In order for the user to be typing interactively and have multiple lines assigned to a single scalar string, you have to tell the user to use some special string to indicate that the multi-line input is complete and it's time for the program to move on to the next task. If I wanted to do something like this, I would probably handle it as follows:
my %email; my @parts = qw/From To Subject cc bcc body/; for my $part ( @parts ) { my $prompt = ( $part eq 'body' ) ? " (type EOT alone on a line to finish):\n" : ": "; print "Enter value for $part$prompt"; $email{$part} = <STDIN>; if ( $part ne 'body' ) { chomp $email{$part} } else { while ( $email{$part} !~ /EOT\s+$/ ) { $email{$part} .= <STDIN>; } s/EOT\s*$//; } } # add more parts to %email as you see fit (priority, port, etc) # (updated to fix logic so that chomp is applied where needed, # also fixed bad quotation mark and confusion in variable names, # and added deletion of "EOT" from $email{body})
In other words, you have to implement the equivalent of a  << HERE block for user input from STDIN.

Having said that, I have to admit that I really dislike this sort of interactive input to a perl script.
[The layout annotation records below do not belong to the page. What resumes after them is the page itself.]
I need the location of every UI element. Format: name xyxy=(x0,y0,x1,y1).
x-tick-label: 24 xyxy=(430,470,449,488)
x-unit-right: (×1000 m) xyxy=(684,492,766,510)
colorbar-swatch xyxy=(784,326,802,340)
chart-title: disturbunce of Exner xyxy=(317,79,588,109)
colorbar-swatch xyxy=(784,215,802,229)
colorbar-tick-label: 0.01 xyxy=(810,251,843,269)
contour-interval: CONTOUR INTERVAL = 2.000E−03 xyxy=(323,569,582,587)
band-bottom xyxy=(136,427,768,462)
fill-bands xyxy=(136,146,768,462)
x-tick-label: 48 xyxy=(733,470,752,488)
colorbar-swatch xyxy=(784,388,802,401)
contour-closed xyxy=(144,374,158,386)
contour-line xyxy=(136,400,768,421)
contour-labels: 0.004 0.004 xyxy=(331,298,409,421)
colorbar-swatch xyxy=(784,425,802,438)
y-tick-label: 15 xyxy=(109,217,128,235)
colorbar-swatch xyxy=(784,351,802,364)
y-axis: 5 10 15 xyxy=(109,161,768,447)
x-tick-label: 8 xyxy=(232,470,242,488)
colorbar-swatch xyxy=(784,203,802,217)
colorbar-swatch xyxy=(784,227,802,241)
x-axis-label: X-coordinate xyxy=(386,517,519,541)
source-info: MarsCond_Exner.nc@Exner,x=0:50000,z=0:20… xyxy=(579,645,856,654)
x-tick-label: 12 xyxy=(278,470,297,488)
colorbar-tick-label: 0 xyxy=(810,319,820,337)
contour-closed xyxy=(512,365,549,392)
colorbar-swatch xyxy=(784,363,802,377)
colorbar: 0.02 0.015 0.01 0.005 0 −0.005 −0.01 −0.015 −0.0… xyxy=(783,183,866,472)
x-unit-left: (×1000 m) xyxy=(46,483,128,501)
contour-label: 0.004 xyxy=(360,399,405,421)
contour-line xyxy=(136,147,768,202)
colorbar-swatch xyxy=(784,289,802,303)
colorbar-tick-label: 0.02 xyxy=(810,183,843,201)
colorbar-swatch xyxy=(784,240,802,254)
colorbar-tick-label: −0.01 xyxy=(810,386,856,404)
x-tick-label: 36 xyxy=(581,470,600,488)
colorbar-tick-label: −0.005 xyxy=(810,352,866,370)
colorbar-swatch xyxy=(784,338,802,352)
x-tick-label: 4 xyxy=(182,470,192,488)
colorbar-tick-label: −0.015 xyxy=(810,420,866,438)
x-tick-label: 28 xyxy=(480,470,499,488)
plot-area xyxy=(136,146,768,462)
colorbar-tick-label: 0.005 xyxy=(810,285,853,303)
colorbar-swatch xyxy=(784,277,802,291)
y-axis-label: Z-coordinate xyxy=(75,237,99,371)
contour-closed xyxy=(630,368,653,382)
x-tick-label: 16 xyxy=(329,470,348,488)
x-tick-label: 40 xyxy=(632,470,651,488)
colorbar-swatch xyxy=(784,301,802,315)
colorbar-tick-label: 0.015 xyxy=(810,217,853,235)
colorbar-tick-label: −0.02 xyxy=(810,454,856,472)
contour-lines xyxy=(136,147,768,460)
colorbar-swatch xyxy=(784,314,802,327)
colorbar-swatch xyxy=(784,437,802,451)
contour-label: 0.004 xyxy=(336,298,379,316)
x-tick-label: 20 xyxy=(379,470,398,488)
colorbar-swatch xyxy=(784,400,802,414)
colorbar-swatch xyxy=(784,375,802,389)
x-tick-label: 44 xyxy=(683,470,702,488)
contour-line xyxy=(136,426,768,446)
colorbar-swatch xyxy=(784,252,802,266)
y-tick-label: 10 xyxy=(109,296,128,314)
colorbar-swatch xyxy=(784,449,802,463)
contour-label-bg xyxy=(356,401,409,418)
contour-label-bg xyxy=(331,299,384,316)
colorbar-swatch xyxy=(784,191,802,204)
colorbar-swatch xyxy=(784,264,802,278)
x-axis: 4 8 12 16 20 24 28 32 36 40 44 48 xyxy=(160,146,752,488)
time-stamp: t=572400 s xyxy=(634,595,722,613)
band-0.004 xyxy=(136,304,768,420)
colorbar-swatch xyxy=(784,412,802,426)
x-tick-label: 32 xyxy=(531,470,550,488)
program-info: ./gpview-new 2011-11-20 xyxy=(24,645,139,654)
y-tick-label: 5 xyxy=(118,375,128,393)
It's so easy to make a mistake while typing to a script's STDIN, and so hard to allow for a mistake to be fixed once it has been made. Most of the time, the user has to interrupt the script and just start over, and unless there is a fairly good facility for line editing, copy/paste, etc (see Term::ReadLine and related modules), it may take several tries to get all the inputs right.

It is much beetter to use the features already provided by the shell: pipes or files for multi-line input to a script, command-line args for essential parameters, and with the better shells (korn, bash) a very thorough handling of command line editing and ability to recall, modify and re-execute previous commands.

This way, the user composes their multi-line email body with a text editor of their own choosing and stores this to a plain text file; then they run your script with args on the command line to set the "from", "to", "cc", "bcc" and "subject" fields as needed, and feed the message body via a pipeline (or just have the file name as a last command line arg), to be read inside the script with  while (<>). Problems with the message body will be worked out in a standard text editor; if the user makes any mistakes with the other parameters, those are all on the command line, and the shell makes them easy to fix.